Two Good Books, Lots Of Great Tales

Details

Publish Date:
September 4, 2013
Author(s):
Source:
Washington Lawyer
Related Person(s):

Summary

A quote from Professor Barbara Babcock in the book “How Can You Represent Those People?” is cited in this Washington Lawyer article in regards to how unusual it was for a woman to want to be a criminal defense lawyer in the early 1960's. 

Years ago, many years ago, the criminal bar was located on 5th Street between D and F. The judges appointed the 5th Streeters to represent the criminals who could not afford to hire counsel. Despite the fact that there would be no payment, we eagerly took the assignments. We wanted to be in a courtroom, and in the very serious cases, we might get our names in the newspapers, The Evening Star an the Times-Herald.

One of the local judges said that the 5th Streeters would take a lost cause and ride it horseback over the rim of hell. All that has been changed by the Public Defender Service.

Abbe Smith and Monroe Friedman, two very distinguished lawyers, have just put together a book titled How Can You Represent Those People? published by Palgrave, McMillan. It is a collection of essays by those who have taken that horseback ride.

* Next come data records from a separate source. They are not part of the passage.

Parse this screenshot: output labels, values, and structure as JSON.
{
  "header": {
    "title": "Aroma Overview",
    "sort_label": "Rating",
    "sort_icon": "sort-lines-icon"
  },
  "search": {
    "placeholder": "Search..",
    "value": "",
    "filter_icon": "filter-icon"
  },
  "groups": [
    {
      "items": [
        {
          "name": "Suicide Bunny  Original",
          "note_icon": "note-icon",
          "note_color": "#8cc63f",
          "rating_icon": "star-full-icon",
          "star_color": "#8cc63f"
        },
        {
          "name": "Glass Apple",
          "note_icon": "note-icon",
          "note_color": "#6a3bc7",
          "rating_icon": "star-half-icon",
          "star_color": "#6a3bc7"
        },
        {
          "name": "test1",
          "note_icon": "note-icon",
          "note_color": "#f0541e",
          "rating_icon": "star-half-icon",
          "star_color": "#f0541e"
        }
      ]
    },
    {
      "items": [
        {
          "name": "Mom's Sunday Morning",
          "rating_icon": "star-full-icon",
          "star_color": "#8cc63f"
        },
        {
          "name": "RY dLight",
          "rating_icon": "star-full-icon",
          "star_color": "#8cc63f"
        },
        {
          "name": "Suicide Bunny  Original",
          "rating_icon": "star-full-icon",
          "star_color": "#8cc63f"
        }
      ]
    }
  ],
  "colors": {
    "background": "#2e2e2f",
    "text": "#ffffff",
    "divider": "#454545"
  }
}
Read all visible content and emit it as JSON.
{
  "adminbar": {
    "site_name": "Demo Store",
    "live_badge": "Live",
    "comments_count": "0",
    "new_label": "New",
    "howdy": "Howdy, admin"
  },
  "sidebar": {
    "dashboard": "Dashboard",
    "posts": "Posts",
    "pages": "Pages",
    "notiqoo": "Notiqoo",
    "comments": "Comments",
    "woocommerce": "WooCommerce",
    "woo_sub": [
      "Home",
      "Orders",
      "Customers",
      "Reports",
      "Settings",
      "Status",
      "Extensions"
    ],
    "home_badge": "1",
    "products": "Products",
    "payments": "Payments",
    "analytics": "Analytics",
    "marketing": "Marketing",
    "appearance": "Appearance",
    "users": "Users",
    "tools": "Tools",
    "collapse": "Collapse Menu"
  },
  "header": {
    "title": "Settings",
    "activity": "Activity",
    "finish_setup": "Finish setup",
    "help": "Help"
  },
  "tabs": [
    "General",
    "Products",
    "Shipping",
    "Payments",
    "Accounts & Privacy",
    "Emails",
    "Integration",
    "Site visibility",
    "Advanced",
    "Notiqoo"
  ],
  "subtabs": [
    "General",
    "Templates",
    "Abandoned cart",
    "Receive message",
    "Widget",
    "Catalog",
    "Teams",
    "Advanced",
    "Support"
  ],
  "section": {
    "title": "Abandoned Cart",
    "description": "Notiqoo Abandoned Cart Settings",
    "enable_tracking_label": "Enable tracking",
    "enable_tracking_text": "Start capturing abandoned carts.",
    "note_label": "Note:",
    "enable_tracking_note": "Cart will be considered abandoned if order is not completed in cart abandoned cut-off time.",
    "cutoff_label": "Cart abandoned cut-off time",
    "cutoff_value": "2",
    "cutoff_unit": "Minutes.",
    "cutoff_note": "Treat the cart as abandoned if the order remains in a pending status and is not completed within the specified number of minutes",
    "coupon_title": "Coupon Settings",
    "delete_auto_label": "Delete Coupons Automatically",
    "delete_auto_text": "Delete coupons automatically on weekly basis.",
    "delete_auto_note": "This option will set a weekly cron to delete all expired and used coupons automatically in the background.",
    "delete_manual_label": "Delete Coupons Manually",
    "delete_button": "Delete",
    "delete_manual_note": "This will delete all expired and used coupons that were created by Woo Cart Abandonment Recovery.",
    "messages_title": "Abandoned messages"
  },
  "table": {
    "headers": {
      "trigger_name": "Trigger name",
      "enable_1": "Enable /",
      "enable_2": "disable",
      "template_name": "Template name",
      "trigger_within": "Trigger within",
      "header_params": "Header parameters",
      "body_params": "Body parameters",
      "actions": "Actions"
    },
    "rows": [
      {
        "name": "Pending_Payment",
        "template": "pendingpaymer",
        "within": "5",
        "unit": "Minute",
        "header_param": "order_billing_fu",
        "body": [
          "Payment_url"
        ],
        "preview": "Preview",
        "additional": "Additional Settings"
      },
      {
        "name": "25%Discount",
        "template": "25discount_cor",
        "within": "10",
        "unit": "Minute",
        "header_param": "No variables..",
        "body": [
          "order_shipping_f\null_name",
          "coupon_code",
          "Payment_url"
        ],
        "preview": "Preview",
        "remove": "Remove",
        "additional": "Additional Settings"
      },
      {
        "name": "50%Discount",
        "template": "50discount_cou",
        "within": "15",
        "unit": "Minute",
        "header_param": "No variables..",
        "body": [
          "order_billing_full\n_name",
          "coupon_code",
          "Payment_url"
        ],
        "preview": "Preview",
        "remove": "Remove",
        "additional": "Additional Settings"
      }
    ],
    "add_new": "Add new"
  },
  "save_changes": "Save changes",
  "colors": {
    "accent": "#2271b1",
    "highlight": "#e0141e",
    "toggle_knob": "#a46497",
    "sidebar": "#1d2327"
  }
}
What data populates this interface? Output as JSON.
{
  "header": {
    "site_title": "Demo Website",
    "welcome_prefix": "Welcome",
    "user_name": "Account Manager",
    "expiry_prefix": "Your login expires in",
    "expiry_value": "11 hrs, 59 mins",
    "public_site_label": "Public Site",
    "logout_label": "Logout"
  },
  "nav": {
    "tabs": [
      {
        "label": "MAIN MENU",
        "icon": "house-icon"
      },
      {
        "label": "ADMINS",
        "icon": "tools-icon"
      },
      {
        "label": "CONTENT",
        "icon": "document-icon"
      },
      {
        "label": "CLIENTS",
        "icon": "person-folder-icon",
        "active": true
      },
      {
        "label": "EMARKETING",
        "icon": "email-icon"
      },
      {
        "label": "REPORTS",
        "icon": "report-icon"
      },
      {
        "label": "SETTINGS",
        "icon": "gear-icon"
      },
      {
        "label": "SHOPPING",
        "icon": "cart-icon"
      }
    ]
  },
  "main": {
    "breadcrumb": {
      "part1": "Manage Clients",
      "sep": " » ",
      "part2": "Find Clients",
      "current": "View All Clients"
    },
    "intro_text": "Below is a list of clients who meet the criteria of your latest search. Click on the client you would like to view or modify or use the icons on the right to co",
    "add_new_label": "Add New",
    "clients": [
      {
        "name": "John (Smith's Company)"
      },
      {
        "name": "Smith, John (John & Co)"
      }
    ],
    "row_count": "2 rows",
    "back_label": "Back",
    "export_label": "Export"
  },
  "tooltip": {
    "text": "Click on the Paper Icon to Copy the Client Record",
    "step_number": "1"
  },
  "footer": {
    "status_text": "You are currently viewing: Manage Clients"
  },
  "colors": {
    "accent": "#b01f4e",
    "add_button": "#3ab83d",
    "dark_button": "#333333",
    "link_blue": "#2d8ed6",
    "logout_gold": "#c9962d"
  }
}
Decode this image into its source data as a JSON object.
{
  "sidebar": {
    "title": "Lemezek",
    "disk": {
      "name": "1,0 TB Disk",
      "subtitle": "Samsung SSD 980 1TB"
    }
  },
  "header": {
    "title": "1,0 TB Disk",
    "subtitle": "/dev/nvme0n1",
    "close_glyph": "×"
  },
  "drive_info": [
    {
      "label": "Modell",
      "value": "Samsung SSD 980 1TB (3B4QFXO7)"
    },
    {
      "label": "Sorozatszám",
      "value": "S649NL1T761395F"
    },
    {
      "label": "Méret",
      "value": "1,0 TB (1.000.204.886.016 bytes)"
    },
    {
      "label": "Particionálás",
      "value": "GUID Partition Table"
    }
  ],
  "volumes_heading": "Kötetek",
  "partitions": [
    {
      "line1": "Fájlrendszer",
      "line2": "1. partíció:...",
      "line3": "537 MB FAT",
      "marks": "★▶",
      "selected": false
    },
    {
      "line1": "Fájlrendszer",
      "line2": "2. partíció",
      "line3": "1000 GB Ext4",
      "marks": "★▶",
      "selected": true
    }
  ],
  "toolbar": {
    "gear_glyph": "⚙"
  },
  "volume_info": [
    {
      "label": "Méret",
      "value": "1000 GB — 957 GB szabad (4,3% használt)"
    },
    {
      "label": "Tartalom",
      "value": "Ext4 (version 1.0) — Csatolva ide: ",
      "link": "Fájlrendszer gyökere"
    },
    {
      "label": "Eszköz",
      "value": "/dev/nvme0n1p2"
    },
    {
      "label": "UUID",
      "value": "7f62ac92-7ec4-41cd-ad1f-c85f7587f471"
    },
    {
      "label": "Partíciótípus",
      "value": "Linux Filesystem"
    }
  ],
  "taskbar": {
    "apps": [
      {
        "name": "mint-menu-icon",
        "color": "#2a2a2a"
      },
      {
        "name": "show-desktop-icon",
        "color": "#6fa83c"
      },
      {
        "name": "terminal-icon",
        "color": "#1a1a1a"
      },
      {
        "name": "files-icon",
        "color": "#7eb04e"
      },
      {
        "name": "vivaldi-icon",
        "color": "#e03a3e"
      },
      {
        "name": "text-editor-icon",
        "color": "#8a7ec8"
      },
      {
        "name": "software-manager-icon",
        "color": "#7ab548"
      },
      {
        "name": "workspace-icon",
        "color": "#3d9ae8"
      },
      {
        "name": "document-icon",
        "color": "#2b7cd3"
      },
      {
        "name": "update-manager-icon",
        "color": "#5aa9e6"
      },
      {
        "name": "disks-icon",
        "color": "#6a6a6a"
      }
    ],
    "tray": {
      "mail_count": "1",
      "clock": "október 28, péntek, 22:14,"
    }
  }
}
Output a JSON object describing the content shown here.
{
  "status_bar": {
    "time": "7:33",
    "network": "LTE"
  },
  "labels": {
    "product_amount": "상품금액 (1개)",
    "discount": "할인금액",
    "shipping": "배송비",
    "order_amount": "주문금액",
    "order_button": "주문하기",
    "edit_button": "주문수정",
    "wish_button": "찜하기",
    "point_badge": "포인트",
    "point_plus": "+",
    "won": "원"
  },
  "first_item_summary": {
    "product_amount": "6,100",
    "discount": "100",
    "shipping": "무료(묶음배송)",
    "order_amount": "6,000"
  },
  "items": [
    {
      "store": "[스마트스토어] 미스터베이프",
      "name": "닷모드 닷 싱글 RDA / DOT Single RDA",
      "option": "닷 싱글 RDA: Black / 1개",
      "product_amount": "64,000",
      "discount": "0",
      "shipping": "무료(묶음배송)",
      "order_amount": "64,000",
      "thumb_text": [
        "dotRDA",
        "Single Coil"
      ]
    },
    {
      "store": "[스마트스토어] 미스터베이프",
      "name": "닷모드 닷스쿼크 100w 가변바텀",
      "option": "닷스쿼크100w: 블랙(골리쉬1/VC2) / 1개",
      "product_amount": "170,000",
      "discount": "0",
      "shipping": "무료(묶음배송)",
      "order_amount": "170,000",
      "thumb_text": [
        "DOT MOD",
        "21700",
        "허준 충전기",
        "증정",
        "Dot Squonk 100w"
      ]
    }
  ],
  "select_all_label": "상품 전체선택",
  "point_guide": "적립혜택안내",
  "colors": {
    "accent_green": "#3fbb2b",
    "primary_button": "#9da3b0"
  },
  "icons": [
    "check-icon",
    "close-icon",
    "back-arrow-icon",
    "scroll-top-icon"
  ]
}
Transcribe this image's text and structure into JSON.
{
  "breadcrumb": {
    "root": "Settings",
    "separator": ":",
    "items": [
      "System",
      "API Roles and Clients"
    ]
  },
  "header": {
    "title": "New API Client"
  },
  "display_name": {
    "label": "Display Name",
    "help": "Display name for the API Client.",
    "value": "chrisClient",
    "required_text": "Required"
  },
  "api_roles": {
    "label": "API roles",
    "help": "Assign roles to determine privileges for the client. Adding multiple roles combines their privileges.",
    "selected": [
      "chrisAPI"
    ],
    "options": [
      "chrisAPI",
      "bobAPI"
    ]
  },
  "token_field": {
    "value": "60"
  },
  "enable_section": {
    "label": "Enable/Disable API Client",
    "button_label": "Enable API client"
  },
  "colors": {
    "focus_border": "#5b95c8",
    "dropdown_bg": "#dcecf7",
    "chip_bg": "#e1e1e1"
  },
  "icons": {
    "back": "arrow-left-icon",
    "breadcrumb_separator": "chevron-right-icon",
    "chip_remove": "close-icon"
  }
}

For instance, Barbara Babcock (Yale Law School, clerk for Henry Edgerton of the D.C. Circuit, and assistant attorney general for the Civil Division of the U.S. Department of Justice) says about Those People: “I always wanted to be a criminal defense lawyer, which was even more unusual for a woman in the early 1960s than wanting to be a lawyer at all. …” She said that she “had a fixed belief that lawyers had a high moral duty to defend–the more heinous the crime, the greater the duty.”